Young women of that era sometimes teetered about on bicycles for amusement and display, but the use of them for transportation was not common, inhibitions of propriety no less prohibitive than inhibitions of dress. I found her indifference to those inhibitions intriguing. “Can you tell me something about your brother’s accident, Mademoiselle…?”

“Treville. Oh, I don’t believe it’s anything really serious, Doctor. He fell from his machine.”

“His bicycle?”

“Yes. We were having a race, and he fell.”

“A race? I see.” I glanced over at her profile and was taken by the golden, suntanned cheek and the healthy complexion, uncommon in women of the middle class where pallor was not only accounted an element of beauty, but a cherished proof that one was leisured. She was hatless, a lapse of sartorial propriety when women wore fluttering, broad-brimmed hats even when motoring or riding. Her full dark hair was drawn back in a soft bun, but wisps had escaped to float about her temples—disarranged, no doubt, by her bicycle ride of exactly two and six-tenths kilometers. It would not be correct to describe her as a beauty, for there was too much vigor in her features, too much energy in her expression, to satisfy the popular ideal of plump passive beauty. One might more accurately call her a handsome woman… I thought her a very handsome woman indeed. I was looking at the graceful line of her neck, the nape of which was brushed by soft commas of hair, when she turned to me, her eyes asking why I was staring at her in that way.

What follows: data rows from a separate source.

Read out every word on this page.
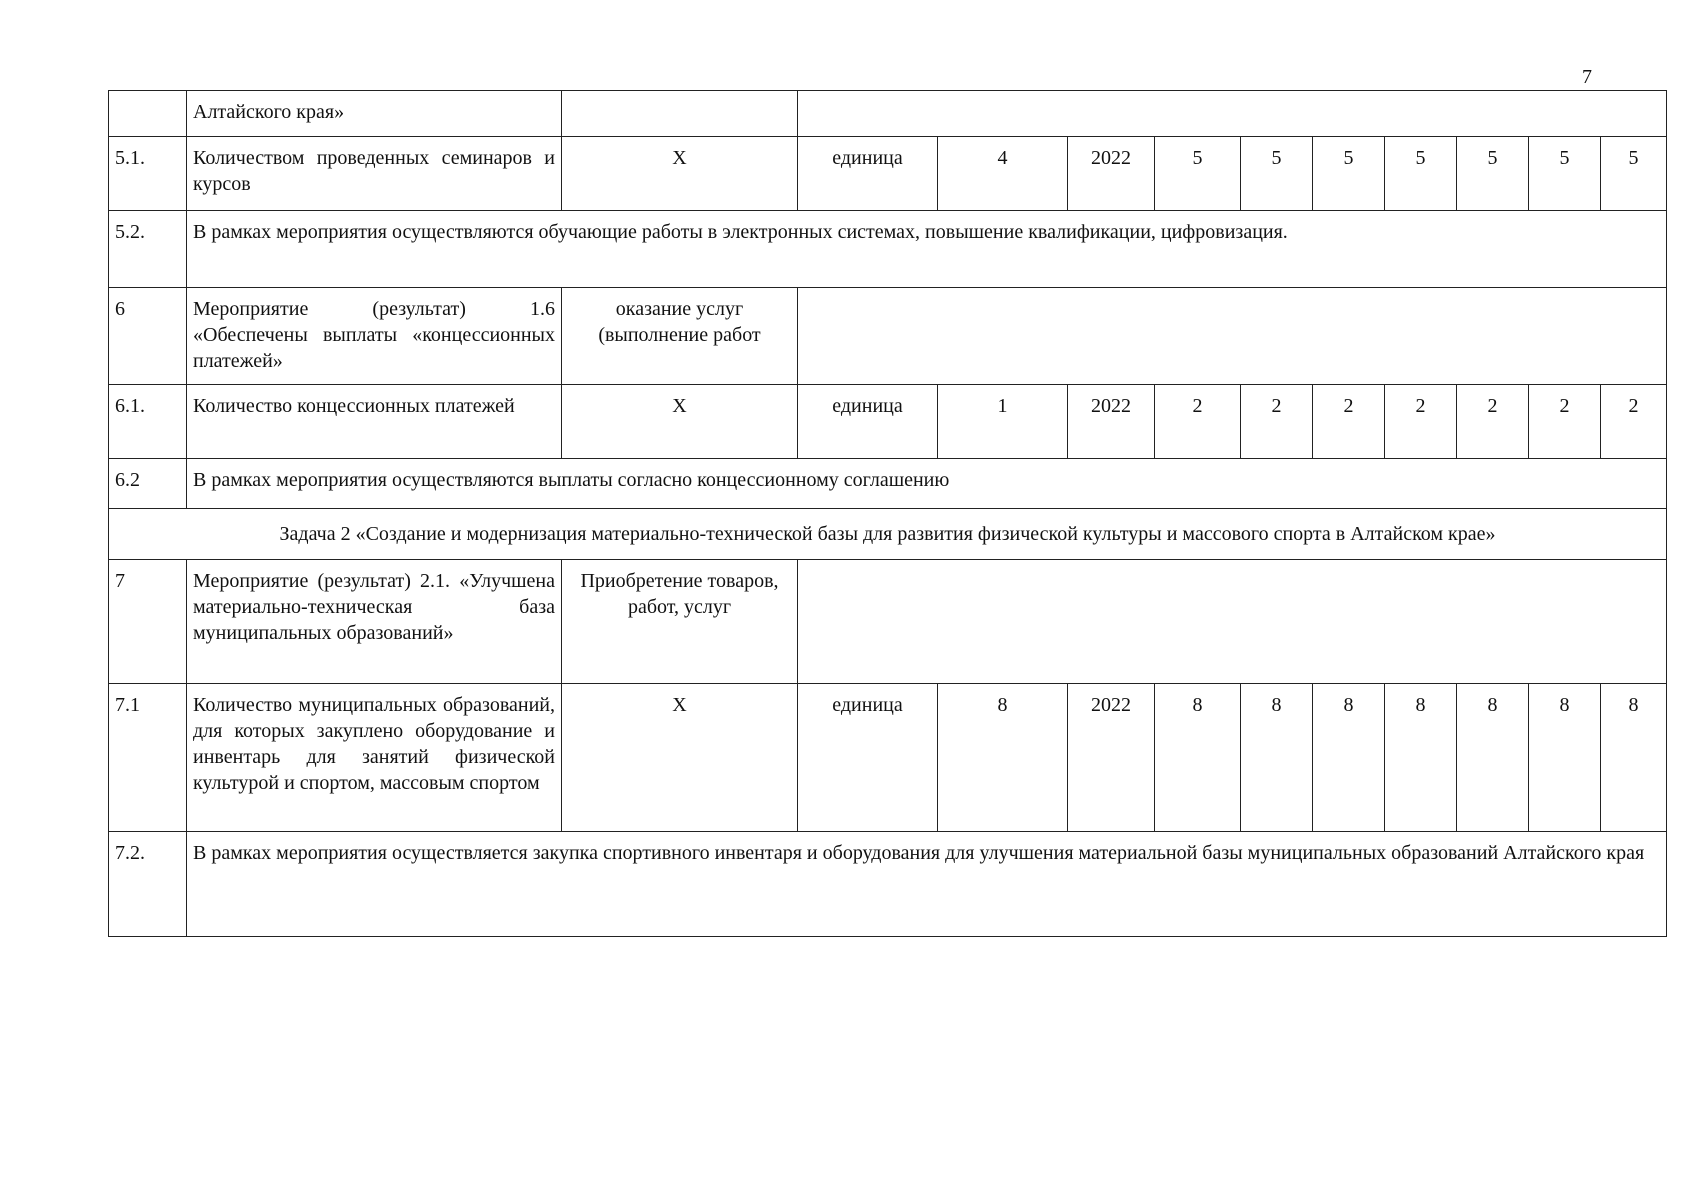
7
	Алтайского края»											
5.1.	Количеством проведенных семинаров и курсов	Х	единица	4	2022	5	5	5	5	5	5	5
5.2.	В рамках мероприятия осуществляются обучающие работы в электронных системах, повышение квалификации, цифровизация.											
6	Мероприятие (результат) 1.6 «Обеспечены выплаты «концессионных платежей»	оказание услуг (выполнение работ										
6.1.	Количество концессионных платежей	Х	единица	1	2022	2	2	2	2	2	2	2
6.2	В рамках мероприятия осуществляются выплаты согласно концессионному соглашению											
Задача 2 «Создание и модернизация материально-технической базы для развития физической культуры и массового спорта в Алтайском крае»												
7	Мероприятие (результат) 2.1. «Улучшена материально-техническая база муниципальных образований»	Приобретение товаров, работ, услуг										
7.1	Количество муниципальных образований, для которых закуплено оборудование и инвентарь для занятий физической культурой и спортом, массовым спортом	Х	единица	8	2022	8	8	8	8	8	8	8
7.2.	В рамках мероприятия осуществляется закупка спортивного инвентаря и оборудования для улучшения материальной базы муниципальных образований Алтайского края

“Ah… and what is the nature of your brother’s injuries?” I asked quickly.

“Well, he’s a bit scraped up, of course. And it could be that he has a broken clavicle. But there’s no concussion.”

I frowned. “I am impressed, Mlle Treville. You seem to have some knowledge of medicine.”

She shrugged and puffed air between slack lips in the way that peasants or street gamines dismiss some insignificant matter. “Not really.”

“But most people, and nearly all women, would have called the clavicle a collarbone.”

“One summer I developed an interest in anatomy, and I read several books. That’s all. There’s no mystery.”

How can I explain the implications of a young lady in the summer of 1914 admitting to an interest in anatomy? It would be as though one of today’s pert Modern Young Things were to confess to a fascination with pornography. The conventions of polite conversation did not admit the existence of the human body, much less its parts separately considered.

We had passed out of the park and were walking along the tree-lined central avenue of Salies towards the clinic. Two women on the other side of the street stopped to exchange whispers about the hatless girl walking brazenly with the young doctor. And indeed there was something in the vigor of Katya’s long, athletic stride that might be considered unladylike. It would not be exactly fair to say that ladies of that time minced, but certainly they did not stride along, as it was clearly infra dig to appear to have to get anywhere with urgency.